Brilliant as always. Where can we vote for you Jen. You deserve an award woman, you make my Mondays bearable.

Jennikybooky said...

Ah thanks Aoife girl, but my fate lies in the hands of a panel of judges. Some of the other blogs are feckin deadly so I'm just buzzin off me head to be nominated!

Hazel said...

The mental pictures I have in my brain are hysterical. Like the look of panic on BBB's childlike eyes.....

Anonymous said...

How could he have never had a pancake....that's hideous!!!!!
Hilarious post again, Jen! You absolutely deserved your nominations! I would've mentioned you myself, only I'd sent my nominations in before I found your blog...do know that if I had a time machine....well I'd probably do really cool things like see dinosaurs and fix the lotto and become friends with Judy Garland....but after a really really long list of awesome time travelling stuff, I would then go an add your blog to my nominations! :D

Unknown said...

Wow, nice Maori design, I'm impressed! How many times did you have to sharpen your eyeliner before you'd finished that?

Caro said...

Congrats on the nominations you deserve them! Hope first prize is a saucepan lid. I suppose a pile of cash would work well too though.

We're practically neighbours by the way... I just live in a shitter end of the provincia...

Jennikybooky said...

Hazel you wouldn't believe it, and his feet doing the tippy toe dance! hahaha I love him!

Thanks Hermia! Congrats on your nominations too - your blog is like a lovely dream where you are running through a meadow on a lovely summers day. In a Topshop dress, obviously!

Caro - there's a shitter end? God help us all!

Kitty Catastrophe said...

Oh Jaysus I'd completely forgotten about Rescue 999! Scarring stuff indeed! Well done on the nominations missus, much deserved!

Andrew said...

I'm not much of a fan of the blog awards at all, partly due to a mistrust of pretty much any kind of awards at all, and partly due to my continuing belief that Damien Mulley is a jumped-up little prick of the highest order.
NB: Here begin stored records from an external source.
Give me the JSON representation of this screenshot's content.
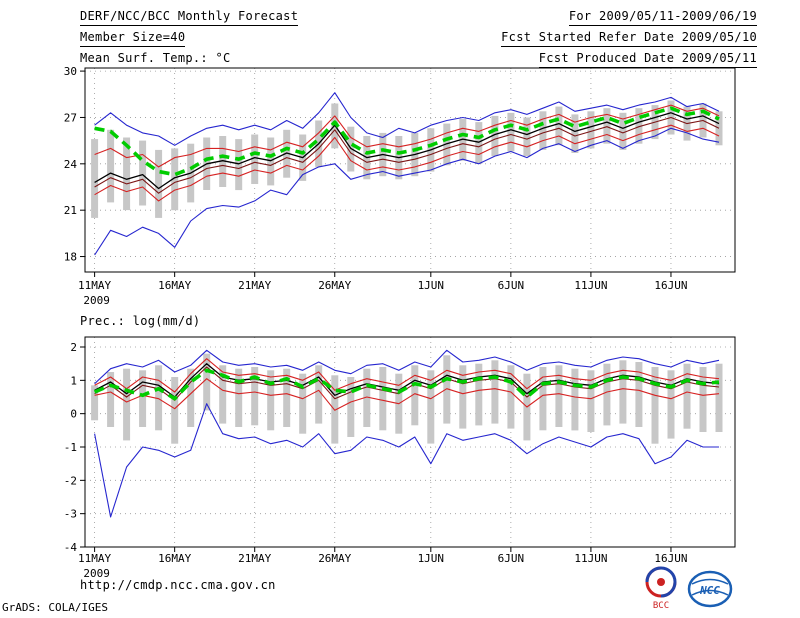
{
  "header": {
    "title": "DERF/NCC/BCC Monthly Forecast",
    "member_size": "Member Size=40",
    "for_range": "For 2009/05/11-2009/06/19",
    "refer_date": "Fcst Started Refer Date 2009/05/10",
    "produced_date": "Fcst Produced Date 2009/05/11"
  },
  "footer": {
    "url": "http://cmdp.ncc.cma.gov.cn",
    "credit": "GrADS: COLA/IGES",
    "logos": [
      {
        "label": "BCC"
      },
      {
        "label": "NCC"
      }
    ]
  },
  "chart_data": [
    {
      "type": "line",
      "title": "Mean Surf. Temp.: °C",
      "xlabel": "",
      "ylabel": "°C",
      "ylim": [
        17,
        30.2
      ],
      "yticks": [
        18,
        21,
        24,
        27,
        30
      ],
      "n_days": 40,
      "x_tick_labels": [
        "11MAY",
        "16MAY",
        "21MAY",
        "26MAY",
        "1JUN",
        "6JUN",
        "11JUN",
        "16JUN"
      ],
      "x_tick_days": [
        0,
        5,
        10,
        15,
        21,
        26,
        31,
        36
      ],
      "x_sub_label": "2009",
      "grid": true,
      "grid_color": "#999999",
      "bars": {
        "color": "#c7c7c7",
        "low": [
          20.5,
          21.5,
          21.0,
          21.3,
          20.5,
          21.0,
          21.5,
          22.3,
          22.5,
          22.3,
          22.7,
          22.6,
          23.1,
          22.9,
          23.8,
          25.0,
          23.5,
          23.0,
          23.2,
          23.0,
          23.2,
          23.5,
          23.9,
          24.2,
          24.0,
          24.5,
          24.8,
          24.5,
          24.9,
          25.2,
          24.7,
          25.0,
          25.3,
          24.9,
          25.3,
          25.6,
          25.9,
          25.5,
          25.7,
          25.2
        ],
        "high": [
          25.6,
          26.2,
          25.7,
          25.5,
          24.9,
          25.0,
          25.3,
          25.7,
          25.8,
          25.6,
          25.9,
          25.7,
          26.2,
          25.9,
          26.8,
          27.9,
          26.4,
          25.8,
          26.0,
          25.8,
          26.0,
          26.3,
          26.6,
          26.9,
          26.7,
          27.1,
          27.3,
          27.0,
          27.4,
          27.7,
          27.2,
          27.4,
          27.6,
          27.3,
          27.6,
          27.8,
          28.1,
          27.7,
          27.9,
          27.4
        ]
      },
      "series": [
        {
          "name": "blue-upper-envelope",
          "color": "#2626cf",
          "width": 1.1,
          "dash": "",
          "values": [
            26.5,
            27.3,
            26.5,
            26.0,
            25.8,
            25.2,
            25.8,
            26.3,
            26.5,
            26.2,
            26.5,
            26.2,
            26.8,
            26.3,
            27.3,
            28.6,
            27.0,
            26.0,
            25.7,
            26.3,
            26.0,
            26.5,
            26.8,
            27.0,
            26.8,
            27.3,
            27.5,
            27.2,
            27.6,
            28.0,
            27.4,
            27.6,
            27.8,
            27.5,
            27.8,
            28.0,
            28.3,
            27.7,
            27.9,
            27.4
          ]
        },
        {
          "name": "blue-lower-envelope",
          "color": "#2626cf",
          "width": 1.1,
          "dash": "",
          "values": [
            18.1,
            19.7,
            19.3,
            19.9,
            19.5,
            18.6,
            20.3,
            21.1,
            21.3,
            21.2,
            21.6,
            22.3,
            22.0,
            23.3,
            23.8,
            24.0,
            23.0,
            23.3,
            23.5,
            23.2,
            23.4,
            23.6,
            24.0,
            24.3,
            24.0,
            24.5,
            24.8,
            24.4,
            25.0,
            25.3,
            24.8,
            25.2,
            25.5,
            25.0,
            25.5,
            25.8,
            26.3,
            26.0,
            25.6,
            25.4
          ]
        },
        {
          "name": "red-upper-band",
          "color": "#d62222",
          "width": 1.1,
          "dash": "",
          "values": [
            24.6,
            25.0,
            24.4,
            24.6,
            23.8,
            24.4,
            24.6,
            25.0,
            25.0,
            24.8,
            25.1,
            24.9,
            25.4,
            25.1,
            26.0,
            27.1,
            25.7,
            25.1,
            25.3,
            25.1,
            25.3,
            25.6,
            26.0,
            26.3,
            26.1,
            26.5,
            26.8,
            26.5,
            26.9,
            27.2,
            26.7,
            27.0,
            27.2,
            26.9,
            27.2,
            27.5,
            27.8,
            27.4,
            27.6,
            27.1
          ]
        },
        {
          "name": "red-lower-band",
          "color": "#d62222",
          "width": 1.1,
          "dash": "",
          "values": [
            22.0,
            22.6,
            22.2,
            22.5,
            21.6,
            22.3,
            22.6,
            23.2,
            23.4,
            23.2,
            23.6,
            23.4,
            23.9,
            23.6,
            24.5,
            25.7,
            24.2,
            23.6,
            23.8,
            23.6,
            23.8,
            24.1,
            24.5,
            24.8,
            24.6,
            25.1,
            25.4,
            25.1,
            25.5,
            25.8,
            25.3,
            25.6,
            25.9,
            25.5,
            25.9,
            26.2,
            26.5,
            26.1,
            26.3,
            25.8
          ]
        },
        {
          "name": "dark-red-line",
          "color": "#7d1616",
          "width": 1.1,
          "dash": "",
          "values": [
            22.5,
            23.1,
            22.7,
            23.0,
            22.1,
            22.8,
            23.1,
            23.7,
            23.9,
            23.7,
            24.1,
            23.9,
            24.4,
            24.1,
            25.0,
            26.2,
            24.7,
            24.1,
            24.3,
            24.1,
            24.3,
            24.6,
            25.0,
            25.3,
            25.1,
            25.6,
            25.9,
            25.6,
            26.0,
            26.3,
            25.8,
            26.1,
            26.4,
            26.0,
            26.4,
            26.7,
            27.0,
            26.6,
            26.8,
            26.3
          ]
        },
        {
          "name": "black-mean-line",
          "color": "#000000",
          "width": 1.3,
          "dash": "",
          "values": [
            22.8,
            23.4,
            23.0,
            23.3,
            22.4,
            23.1,
            23.4,
            24.0,
            24.2,
            24.0,
            24.4,
            24.2,
            24.7,
            24.4,
            25.3,
            26.5,
            25.0,
            24.4,
            24.6,
            24.4,
            24.6,
            24.9,
            25.3,
            25.6,
            25.4,
            25.9,
            26.2,
            25.9,
            26.3,
            26.6,
            26.1,
            26.4,
            26.7,
            26.3,
            26.7,
            27.0,
            27.3,
            26.9,
            27.1,
            26.6
          ]
        },
        {
          "name": "green-dashed-line",
          "color": "#00cc00",
          "width": 3.6,
          "dash": "10,6",
          "values": [
            26.3,
            26.1,
            25.2,
            24.2,
            23.5,
            23.3,
            23.7,
            24.3,
            24.5,
            24.3,
            24.7,
            24.5,
            25.0,
            24.7,
            25.6,
            26.7,
            25.3,
            24.7,
            24.9,
            24.7,
            24.9,
            25.2,
            25.6,
            25.9,
            25.7,
            26.2,
            26.5,
            26.2,
            26.6,
            26.9,
            26.4,
            26.7,
            27.0,
            26.6,
            27.0,
            27.3,
            27.6,
            27.2,
            27.4,
            26.9
          ]
        }
      ]
    },
    {
      "type": "line",
      "title": "Prec.: log(mm/d)",
      "xlabel": "",
      "ylabel": "log(mm/d)",
      "ylim": [
        -4,
        2.3
      ],
      "yticks": [
        -4,
        -3,
        -2,
        -1,
        0,
        1,
        2
      ],
      "n_days": 40,
      "x_tick_labels": [
        "11MAY",
        "16MAY",
        "21MAY",
        "26MAY",
        "1JUN",
        "6JUN",
        "11JUN",
        "16JUN"
      ],
      "x_tick_days": [
        0,
        5,
        10,
        15,
        21,
        26,
        31,
        36
      ],
      "x_sub_label": "2009",
      "grid": true,
      "grid_color": "#999999",
      "bars": {
        "color": "#c7c7c7",
        "low": [
          -0.2,
          -0.4,
          -0.8,
          -0.4,
          -0.5,
          -0.9,
          -0.4,
          0.1,
          -0.3,
          -0.4,
          -0.35,
          -0.5,
          -0.4,
          -0.6,
          -0.3,
          -0.9,
          -0.7,
          -0.4,
          -0.5,
          -0.6,
          -0.35,
          -0.9,
          -0.3,
          -0.45,
          -0.35,
          -0.3,
          -0.45,
          -0.8,
          -0.5,
          -0.4,
          -0.5,
          -0.55,
          -0.35,
          -0.3,
          -0.4,
          -0.9,
          -0.75,
          -0.45,
          -0.55,
          -0.55
        ],
        "high": [
          0.85,
          1.25,
          1.35,
          1.3,
          1.45,
          1.1,
          1.35,
          1.8,
          1.45,
          1.35,
          1.4,
          1.3,
          1.35,
          1.2,
          1.45,
          1.15,
          1.1,
          1.35,
          1.4,
          1.2,
          1.45,
          1.3,
          1.75,
          1.45,
          1.5,
          1.6,
          1.45,
          1.2,
          1.4,
          1.45,
          1.35,
          1.3,
          1.5,
          1.6,
          1.55,
          1.4,
          1.3,
          1.5,
          1.4,
          1.5
        ]
      },
      "series": [
        {
          "name": "blue-upper-envelope",
          "color": "#2626cf",
          "width": 1.1,
          "dash": "",
          "values": [
            0.9,
            1.35,
            1.5,
            1.4,
            1.6,
            1.25,
            1.45,
            1.9,
            1.55,
            1.45,
            1.5,
            1.4,
            1.45,
            1.3,
            1.55,
            1.3,
            1.2,
            1.45,
            1.5,
            1.3,
            1.55,
            1.4,
            1.9,
            1.55,
            1.6,
            1.7,
            1.55,
            1.3,
            1.5,
            1.55,
            1.45,
            1.4,
            1.6,
            1.7,
            1.65,
            1.5,
            1.4,
            1.6,
            1.5,
            1.6
          ]
        },
        {
          "name": "blue-lower-envelope",
          "color": "#2626cf",
          "width": 1.1,
          "dash": "",
          "values": [
            -0.6,
            -3.1,
            -1.6,
            -1.0,
            -1.1,
            -1.3,
            -1.1,
            0.3,
            -0.6,
            -0.75,
            -0.7,
            -0.9,
            -0.8,
            -1.0,
            -0.6,
            -1.2,
            -1.1,
            -0.7,
            -0.8,
            -1.0,
            -0.7,
            -1.5,
            -0.6,
            -0.8,
            -0.7,
            -0.6,
            -0.8,
            -1.2,
            -0.9,
            -0.7,
            -0.85,
            -1.0,
            -0.7,
            -0.6,
            -0.75,
            -1.5,
            -1.3,
            -0.8,
            -1.0,
            -1.0
          ]
        },
        {
          "name": "red-upper-band",
          "color": "#d62222",
          "width": 1.1,
          "dash": "",
          "values": [
            0.85,
            1.1,
            0.75,
            1.1,
            1.0,
            0.65,
            1.2,
            1.65,
            1.25,
            1.15,
            1.2,
            1.1,
            1.15,
            1.0,
            1.25,
            0.7,
            0.9,
            1.05,
            0.95,
            0.85,
            1.15,
            1.0,
            1.3,
            1.15,
            1.25,
            1.3,
            1.2,
            0.75,
            1.1,
            1.15,
            1.05,
            1.0,
            1.2,
            1.3,
            1.25,
            1.1,
            1.0,
            1.2,
            1.1,
            1.05
          ]
        },
        {
          "name": "red-lower-band",
          "color": "#d62222",
          "width": 1.1,
          "dash": "",
          "values": [
            0.55,
            0.65,
            0.35,
            0.55,
            0.45,
            0.15,
            0.6,
            1.05,
            0.7,
            0.6,
            0.65,
            0.55,
            0.6,
            0.45,
            0.7,
            0.1,
            0.35,
            0.5,
            0.4,
            0.3,
            0.6,
            0.45,
            0.75,
            0.6,
            0.7,
            0.75,
            0.65,
            0.2,
            0.55,
            0.6,
            0.5,
            0.45,
            0.65,
            0.75,
            0.7,
            0.55,
            0.45,
            0.65,
            0.55,
            0.6
          ]
        },
        {
          "name": "dark-red-line",
          "color": "#7d1616",
          "width": 1.1,
          "dash": "",
          "values": [
            0.6,
            0.85,
            0.5,
            0.85,
            0.75,
            0.4,
            0.95,
            1.4,
            1.0,
            0.9,
            0.95,
            0.85,
            0.9,
            0.75,
            1.0,
            0.45,
            0.65,
            0.8,
            0.7,
            0.6,
            0.9,
            0.75,
            1.05,
            0.9,
            1.0,
            1.05,
            0.95,
            0.5,
            0.85,
            0.9,
            0.8,
            0.75,
            0.95,
            1.05,
            1.0,
            0.85,
            0.75,
            0.95,
            0.85,
            0.8
          ]
        },
        {
          "name": "black-mean-line",
          "color": "#000000",
          "width": 1.3,
          "dash": "",
          "values": [
            0.7,
            0.95,
            0.6,
            0.95,
            0.85,
            0.5,
            1.05,
            1.5,
            1.1,
            1.0,
            1.05,
            0.95,
            1.0,
            0.85,
            1.1,
            0.55,
            0.75,
            0.9,
            0.8,
            0.7,
            1.0,
            0.85,
            1.15,
            1.0,
            1.1,
            1.15,
            1.05,
            0.6,
            0.95,
            1.0,
            0.9,
            0.85,
            1.05,
            1.15,
            1.1,
            0.95,
            0.85,
            1.05,
            0.95,
            0.9
          ]
        },
        {
          "name": "green-dashed-line",
          "color": "#00cc00",
          "width": 3.6,
          "dash": "10,6",
          "values": [
            0.65,
            0.85,
            0.7,
            0.55,
            0.75,
            0.45,
            0.95,
            1.3,
            1.15,
            0.95,
            1.1,
            0.9,
            1.05,
            0.8,
            1.05,
            0.7,
            0.65,
            0.85,
            0.75,
            0.65,
            0.9,
            0.8,
            1.05,
            0.95,
            1.05,
            1.1,
            0.95,
            0.5,
            0.9,
            0.95,
            0.85,
            0.8,
            1.0,
            1.1,
            1.05,
            0.9,
            0.8,
            1.0,
            0.9,
            0.95
          ]
        }
      ]
    }
  ]
}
But yours is easily the best new blog I've read this year, so congratulations on the nomination and I genuinely hope you win.

Jennikybooky said...

Ailbhe - about a squillion! And my sharpener is CRAP. It kind of sucked the joy out of the face painting process, to be honest.

Thanks Kitty Cat! Well done on yours too - you shall surely scoop the best political blog - that Sweet Valley High piece was cutting edge! You've got your finger on the pulse girl!

Andrew. Just Andrew. C'mere til I run off with you. Meseff, yourseff and Rosie. We can make it work!

Rosie said...

i was afraid this might happen.

Jennikybooky said...

Rosie there is nothing to be afraid of!

That's a lie, by the way.

Andrew said...

She'll come round to the idea.

Emma said...

Oh no. Your sister? I'm sure she's lovely like (I am only saying 'like' so that you'll, well, like me) but we were hoping to meet the star of the show! (That's you like).

Jennikybooky said...

I know Emma girl! I am going MAD I can't go!